The combination of SLC45A3 exon 1 and the ETS family gene ELK4 exon 2 is a known fusion transcript without gene rearrangement that is observed in both normal and malignant prostatic tissues, but is overexpressed in some prostatic cancers.14, 15 In light of the low incidence of the TMPRSS2:ERG fusion, it is possible that there is instead an increased incidence of SLC45A3-ELK4 overexpression among Japanese prostate cancer patients. In our study, detectable expression of the SLC45A3-ELK4 fusion transcript in formalin-fixed and paraffin-embedded specimens, which may correspond to overexpression, was rare, and therefore this is probably not a major molecular cause of prostate cancer in the Japanese.
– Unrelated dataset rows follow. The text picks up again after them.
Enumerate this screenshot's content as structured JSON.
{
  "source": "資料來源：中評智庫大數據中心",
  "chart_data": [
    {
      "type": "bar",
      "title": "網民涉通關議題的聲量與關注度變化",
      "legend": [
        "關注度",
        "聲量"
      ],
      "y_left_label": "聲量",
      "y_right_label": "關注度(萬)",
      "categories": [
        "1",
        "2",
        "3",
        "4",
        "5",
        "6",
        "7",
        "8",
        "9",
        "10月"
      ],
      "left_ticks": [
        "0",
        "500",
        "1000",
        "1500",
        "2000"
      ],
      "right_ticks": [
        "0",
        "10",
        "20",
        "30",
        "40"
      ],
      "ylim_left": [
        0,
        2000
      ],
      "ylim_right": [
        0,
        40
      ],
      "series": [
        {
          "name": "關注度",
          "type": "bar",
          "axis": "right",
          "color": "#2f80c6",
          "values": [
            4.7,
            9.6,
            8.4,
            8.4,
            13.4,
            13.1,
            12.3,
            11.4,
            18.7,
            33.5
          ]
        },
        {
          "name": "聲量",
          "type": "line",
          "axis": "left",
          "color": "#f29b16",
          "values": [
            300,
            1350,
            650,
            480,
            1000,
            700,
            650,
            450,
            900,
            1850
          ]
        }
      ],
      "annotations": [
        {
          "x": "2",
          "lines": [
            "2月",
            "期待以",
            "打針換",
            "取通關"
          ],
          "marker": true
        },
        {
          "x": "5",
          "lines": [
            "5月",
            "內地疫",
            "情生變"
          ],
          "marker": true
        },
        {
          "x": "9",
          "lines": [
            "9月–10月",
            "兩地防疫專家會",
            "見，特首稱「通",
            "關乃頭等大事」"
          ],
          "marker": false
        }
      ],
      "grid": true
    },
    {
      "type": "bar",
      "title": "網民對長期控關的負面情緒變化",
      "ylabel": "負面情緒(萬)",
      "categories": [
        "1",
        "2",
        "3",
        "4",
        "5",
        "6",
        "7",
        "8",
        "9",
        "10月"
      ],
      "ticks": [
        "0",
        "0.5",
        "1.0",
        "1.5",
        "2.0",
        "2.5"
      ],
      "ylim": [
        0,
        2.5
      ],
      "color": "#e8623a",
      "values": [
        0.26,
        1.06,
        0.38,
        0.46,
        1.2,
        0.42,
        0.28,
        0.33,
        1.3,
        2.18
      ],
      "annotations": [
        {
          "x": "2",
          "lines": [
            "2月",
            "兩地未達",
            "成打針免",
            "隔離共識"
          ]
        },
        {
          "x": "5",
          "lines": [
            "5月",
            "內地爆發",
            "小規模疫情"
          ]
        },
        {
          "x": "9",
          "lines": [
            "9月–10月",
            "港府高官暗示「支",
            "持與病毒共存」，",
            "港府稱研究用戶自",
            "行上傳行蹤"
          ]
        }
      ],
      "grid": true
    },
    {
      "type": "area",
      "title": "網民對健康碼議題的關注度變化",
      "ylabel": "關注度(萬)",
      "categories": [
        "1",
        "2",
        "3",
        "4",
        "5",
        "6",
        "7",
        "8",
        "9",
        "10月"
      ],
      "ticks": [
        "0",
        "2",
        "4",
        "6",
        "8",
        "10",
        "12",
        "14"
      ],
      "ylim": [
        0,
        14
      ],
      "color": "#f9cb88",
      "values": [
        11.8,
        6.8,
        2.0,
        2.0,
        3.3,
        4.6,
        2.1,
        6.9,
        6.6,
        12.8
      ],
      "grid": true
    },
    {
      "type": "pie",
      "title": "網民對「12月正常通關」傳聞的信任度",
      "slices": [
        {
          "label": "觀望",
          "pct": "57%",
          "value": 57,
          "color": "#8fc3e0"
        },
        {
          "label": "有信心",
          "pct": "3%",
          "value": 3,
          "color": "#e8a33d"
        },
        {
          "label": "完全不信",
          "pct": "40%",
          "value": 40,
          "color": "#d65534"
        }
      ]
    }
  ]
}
The multifocality of prostate cancer has been recognized both morphologically and genetically.16, 17 Mehra et al18 first reported that the TMPRSS2:ERG fusion could be heterogeneous in multifocal prostate cancer.28 There can be heterogeneity between different tumor foci, not only in the presence or absence of the fusion, but also in the mechanism of the fusion, that is, deletion or translocation. This interfocal or internodular heterogeneity has been confirmed by several follow-up studies.11 In this study, we analyzed 11 multifocal cases and found internodular heterogeneity in 5 of them (45%), demonstrating that the TMPRSS2:ERG genetic heterogeneity is not different between the Japanese and the European or the US studies.
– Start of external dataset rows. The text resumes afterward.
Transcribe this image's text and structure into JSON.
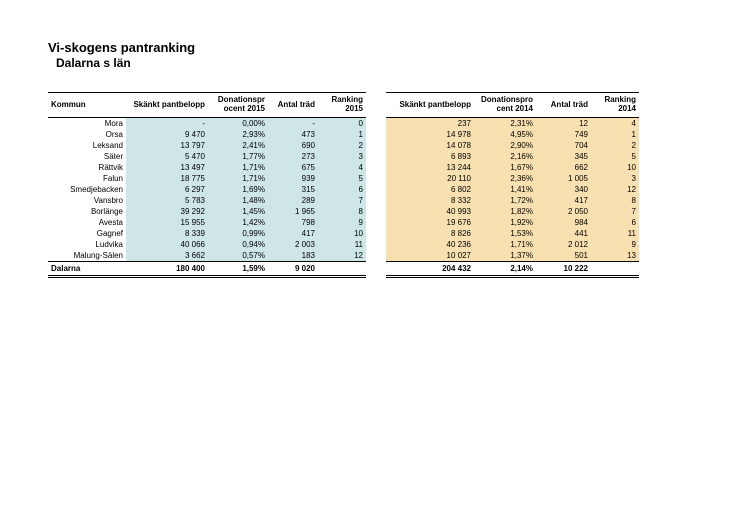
{
  "title": "Vi-skogens pantranking",
  "subtitle": "Dalarna  s län",
  "left": {
    "headers": {
      "kommun": "Kommun",
      "pant": "Skänkt pantbelopp",
      "pct": "Donationspr\nocent 2015",
      "trad": "Antal träd",
      "rank": "Ranking\n2015"
    },
    "rows": [
      {
        "kommun": "Mora",
        "pant": "-",
        "pct": "0,00%",
        "trad": "-",
        "rank": "0"
      },
      {
        "kommun": "Orsa",
        "pant": "9 470",
        "pct": "2,93%",
        "trad": "473",
        "rank": "1"
      },
      {
        "kommun": "Leksand",
        "pant": "13 797",
        "pct": "2,41%",
        "trad": "690",
        "rank": "2"
      },
      {
        "kommun": "Säter",
        "pant": "5 470",
        "pct": "1,77%",
        "trad": "273",
        "rank": "3"
      },
      {
        "kommun": "Rättvik",
        "pant": "13 497",
        "pct": "1,71%",
        "trad": "675",
        "rank": "4"
      },
      {
        "kommun": "Falun",
        "pant": "18 775",
        "pct": "1,71%",
        "trad": "939",
        "rank": "5"
      },
      {
        "kommun": "Smedjebacken",
        "pant": "6 297",
        "pct": "1,69%",
        "trad": "315",
        "rank": "6"
      },
      {
        "kommun": "Vansbro",
        "pant": "5 783",
        "pct": "1,48%",
        "trad": "289",
        "rank": "7"
      },
      {
        "kommun": "Borlänge",
        "pant": "39 292",
        "pct": "1,45%",
        "trad": "1 965",
        "rank": "8"
      },
      {
        "kommun": "Avesta",
        "pant": "15 955",
        "pct": "1,42%",
        "trad": "798",
        "rank": "9"
      },
      {
        "kommun": "Gagnef",
        "pant": "8 339",
        "pct": "0,99%",
        "trad": "417",
        "rank": "10"
      },
      {
        "kommun": "Ludvika",
        "pant": "40 066",
        "pct": "0,94%",
        "trad": "2 003",
        "rank": "11"
      },
      {
        "kommun": "Malung-Sälen",
        "pant": "3 662",
        "pct": "0,57%",
        "trad": "183",
        "rank": "12"
      }
    ],
    "total": {
      "label": "Dalarna",
      "pant": "180 400",
      "pct": "1,59%",
      "trad": "9 020",
      "rank": ""
    }
  },
  "right": {
    "headers": {
      "pant": "Skänkt pantbelopp",
      "pct": "Donationspro\ncent 2014",
      "trad": "Antal träd",
      "rank": "Ranking\n2014"
    },
    "rows": [
      {
        "pant": "237",
        "pct": "2,31%",
        "trad": "12",
        "rank": "4"
      },
      {
        "pant": "14 978",
        "pct": "4,95%",
        "trad": "749",
        "rank": "1"
      },
      {
        "pant": "14 078",
        "pct": "2,90%",
        "trad": "704",
        "rank": "2"
      },
      {
        "pant": "6 893",
        "pct": "2,16%",
        "trad": "345",
        "rank": "5"
      },
      {
        "pant": "13 244",
        "pct": "1,67%",
        "trad": "662",
        "rank": "10"
      },
      {
        "pant": "20 110",
        "pct": "2,36%",
        "trad": "1 005",
        "rank": "3"
      },
      {
        "pant": "6 802",
        "pct": "1,41%",
        "trad": "340",
        "rank": "12"
      },
      {
        "pant": "8 332",
        "pct": "1,72%",
        "trad": "417",
        "rank": "8"
      },
      {
        "pant": "40 993",
        "pct": "1,82%",
        "trad": "2 050",
        "rank": "7"
      },
      {
        "pant": "19 676",
        "pct": "1,92%",
        "trad": "984",
        "rank": "6"
      },
      {
        "pant": "8 826",
        "pct": "1,53%",
        "trad": "441",
        "rank": "11"
      },
      {
        "pant": "40 236",
        "pct": "1,71%",
        "trad": "2 012",
        "rank": "9"
      },
      {
        "pant": "10 027",
        "pct": "1,37%",
        "trad": "501",
        "rank": "13"
      }
    ],
    "total": {
      "pant": "204 432",
      "pct": "2,14%",
      "trad": "10 222",
      "rank": ""
    }
  }
}
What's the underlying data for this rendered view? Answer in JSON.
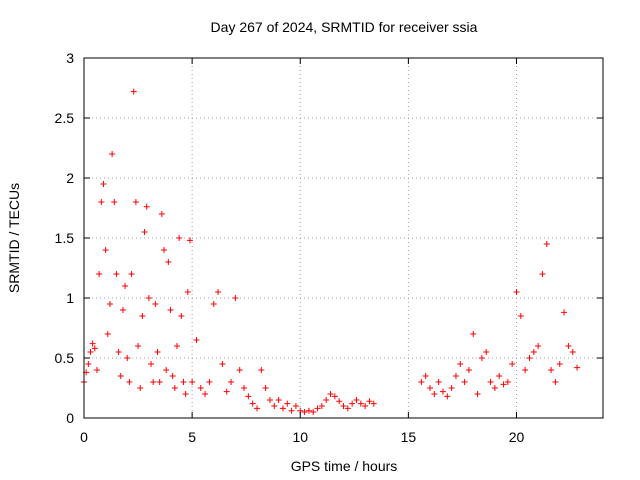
{
  "chart_data": {
    "type": "scatter",
    "title": "Day 267 of 2024, SRMTID for receiver ssia",
    "xlabel": "GPS time / hours",
    "ylabel": "SRMTID / TECUs",
    "xlim": [
      0,
      24
    ],
    "ylim": [
      0,
      3
    ],
    "grid": true,
    "marker": "+",
    "color": "#ff0000",
    "xticks": [
      0,
      5,
      10,
      15,
      20
    ],
    "xtick_labels": [
      "0",
      "5",
      "10",
      "15",
      "20"
    ],
    "yticks": [
      0,
      0.5,
      1,
      1.5,
      2,
      2.5,
      3
    ],
    "ytick_labels": [
      "0",
      "0.5",
      "1",
      "1.5",
      "2",
      "2.5",
      "3"
    ],
    "series": [
      {
        "name": "SRMTID",
        "x": [
          0.0,
          0.1,
          0.2,
          0.3,
          0.4,
          0.5,
          0.6,
          0.7,
          0.8,
          0.9,
          1.0,
          1.1,
          1.2,
          1.3,
          1.4,
          1.5,
          1.6,
          1.7,
          1.8,
          1.9,
          2.0,
          2.1,
          2.2,
          2.3,
          2.4,
          2.5,
          2.6,
          2.7,
          2.8,
          2.9,
          3.0,
          3.1,
          3.2,
          3.3,
          3.4,
          3.5,
          3.6,
          3.7,
          3.8,
          3.9,
          4.0,
          4.1,
          4.2,
          4.3,
          4.4,
          4.5,
          4.6,
          4.7,
          4.8,
          4.9,
          5.0,
          5.2,
          5.4,
          5.6,
          5.8,
          6.0,
          6.2,
          6.4,
          6.6,
          6.8,
          7.0,
          7.2,
          7.4,
          7.6,
          7.8,
          8.0,
          8.2,
          8.4,
          8.6,
          8.8,
          9.0,
          9.2,
          9.4,
          9.6,
          9.8,
          10.0,
          10.2,
          10.4,
          10.6,
          10.8,
          11.0,
          11.2,
          11.4,
          11.6,
          11.8,
          12.0,
          12.2,
          12.4,
          12.6,
          12.8,
          13.0,
          13.2,
          13.4,
          15.6,
          15.8,
          16.0,
          16.2,
          16.4,
          16.6,
          16.8,
          17.0,
          17.2,
          17.4,
          17.6,
          17.8,
          18.0,
          18.2,
          18.4,
          18.6,
          18.8,
          19.0,
          19.2,
          19.4,
          19.6,
          19.8,
          20.0,
          20.2,
          20.4,
          20.6,
          20.8,
          21.0,
          21.2,
          21.4,
          21.6,
          21.8,
          22.0,
          22.2,
          22.4,
          22.6,
          22.8
        ],
        "y": [
          0.3,
          0.38,
          0.45,
          0.55,
          0.62,
          0.58,
          0.4,
          1.2,
          1.8,
          1.95,
          1.4,
          0.7,
          0.95,
          2.2,
          1.8,
          1.2,
          0.55,
          0.35,
          0.9,
          1.1,
          0.5,
          0.3,
          1.2,
          2.72,
          1.8,
          0.6,
          0.25,
          0.85,
          1.55,
          1.76,
          1.0,
          0.45,
          0.3,
          0.95,
          0.55,
          0.3,
          1.7,
          1.4,
          0.4,
          1.3,
          0.9,
          0.35,
          0.25,
          0.6,
          1.5,
          0.85,
          0.3,
          0.2,
          1.05,
          1.48,
          0.3,
          0.65,
          0.25,
          0.2,
          0.3,
          0.95,
          1.05,
          0.45,
          0.22,
          0.3,
          1.0,
          0.4,
          0.25,
          0.18,
          0.12,
          0.08,
          0.4,
          0.25,
          0.15,
          0.1,
          0.15,
          0.08,
          0.12,
          0.06,
          0.1,
          0.06,
          0.05,
          0.06,
          0.05,
          0.08,
          0.1,
          0.15,
          0.2,
          0.18,
          0.14,
          0.1,
          0.08,
          0.12,
          0.15,
          0.12,
          0.1,
          0.14,
          0.12,
          0.3,
          0.35,
          0.25,
          0.2,
          0.3,
          0.22,
          0.18,
          0.25,
          0.35,
          0.45,
          0.3,
          0.4,
          0.7,
          0.2,
          0.5,
          0.55,
          0.3,
          0.25,
          0.35,
          0.28,
          0.3,
          0.45,
          1.05,
          0.85,
          0.4,
          0.5,
          0.55,
          0.6,
          1.2,
          1.45,
          0.4,
          0.3,
          0.45,
          0.88,
          0.6,
          0.55,
          0.42
        ]
      }
    ]
  }
}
The prognostic utility of the TMPRSS2:ERG fusion has been evaluated in multiple studies but with contradictory results. We found a positive correlation between the TMPRSS2:ERG fusion and a Gleason score of ≤7, but found no relationship with pT stage or PSA concentration. Further studies of clinical outcome, with a larger number of patients, are needed to assess the clinical significance of the fusion gene in Japanese prostate cancer.
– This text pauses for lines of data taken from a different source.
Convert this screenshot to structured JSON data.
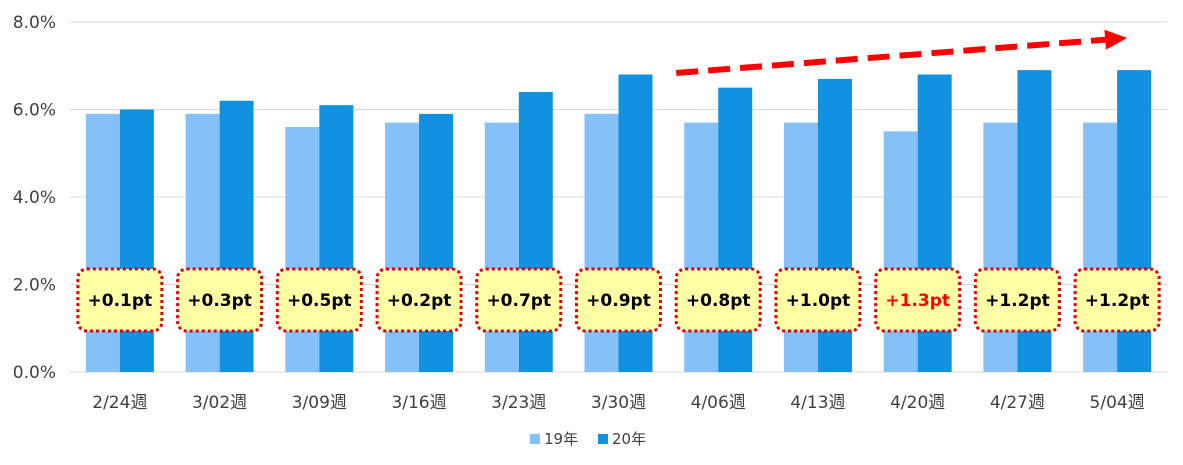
{
  "chart_data": {
    "type": "bar",
    "categories": [
      "2/24週",
      "3/02週",
      "3/09週",
      "3/16週",
      "3/23週",
      "3/30週",
      "4/06週",
      "4/13週",
      "4/20週",
      "4/27週",
      "5/04週"
    ],
    "series": [
      {
        "name": "19年",
        "color": "#85c1f7",
        "values": [
          5.9,
          5.9,
          5.6,
          5.7,
          5.7,
          5.9,
          5.7,
          5.7,
          5.5,
          5.7,
          5.7
        ]
      },
      {
        "name": "20年",
        "color": "#1192e0",
        "values": [
          6.0,
          6.2,
          6.1,
          5.9,
          6.4,
          6.8,
          6.5,
          6.7,
          6.8,
          6.9,
          6.9
        ]
      }
    ],
    "ylim": [
      0,
      8
    ],
    "yticks": [
      "0.0%",
      "2.0%",
      "4.0%",
      "6.0%",
      "8.0%"
    ],
    "annotations": [
      {
        "text": "+0.1pt",
        "color": "#000000"
      },
      {
        "text": "+0.3pt",
        "color": "#000000"
      },
      {
        "text": "+0.5pt",
        "color": "#000000"
      },
      {
        "text": "+0.2pt",
        "color": "#000000"
      },
      {
        "text": "+0.7pt",
        "color": "#000000"
      },
      {
        "text": "+0.9pt",
        "color": "#000000"
      },
      {
        "text": "+0.8pt",
        "color": "#000000"
      },
      {
        "text": "+1.0pt",
        "color": "#000000"
      },
      {
        "text": "+1.3pt",
        "color": "#ff0000"
      },
      {
        "text": "+1.2pt",
        "color": "#000000"
      },
      {
        "text": "+1.2pt",
        "color": "#000000"
      }
    ],
    "annotation_box": {
      "fill": "#ffffa6",
      "border": "#d9001b"
    },
    "trend_arrow": {
      "color": "#ff0000",
      "style": "dashed",
      "from_category": "4/06週",
      "to_category": "5/04週"
    },
    "grid": true,
    "legend_position": "bottom"
  }
}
In this study, we have raised the possibility that Japanese prostate cancer patients exhibit gene fusion events involving the ETS family genes less frequently than European or North American prostate cancer patients. Further studies with large patient cohorts, and also studies on normal and precursor lesions such as prostatic intraepithelial neoplasia, are needed before an analysis of the TMPRSS2:ERG and other fusions should be introduced into cancer screening programs and the management of prostate cancer in the Japanese.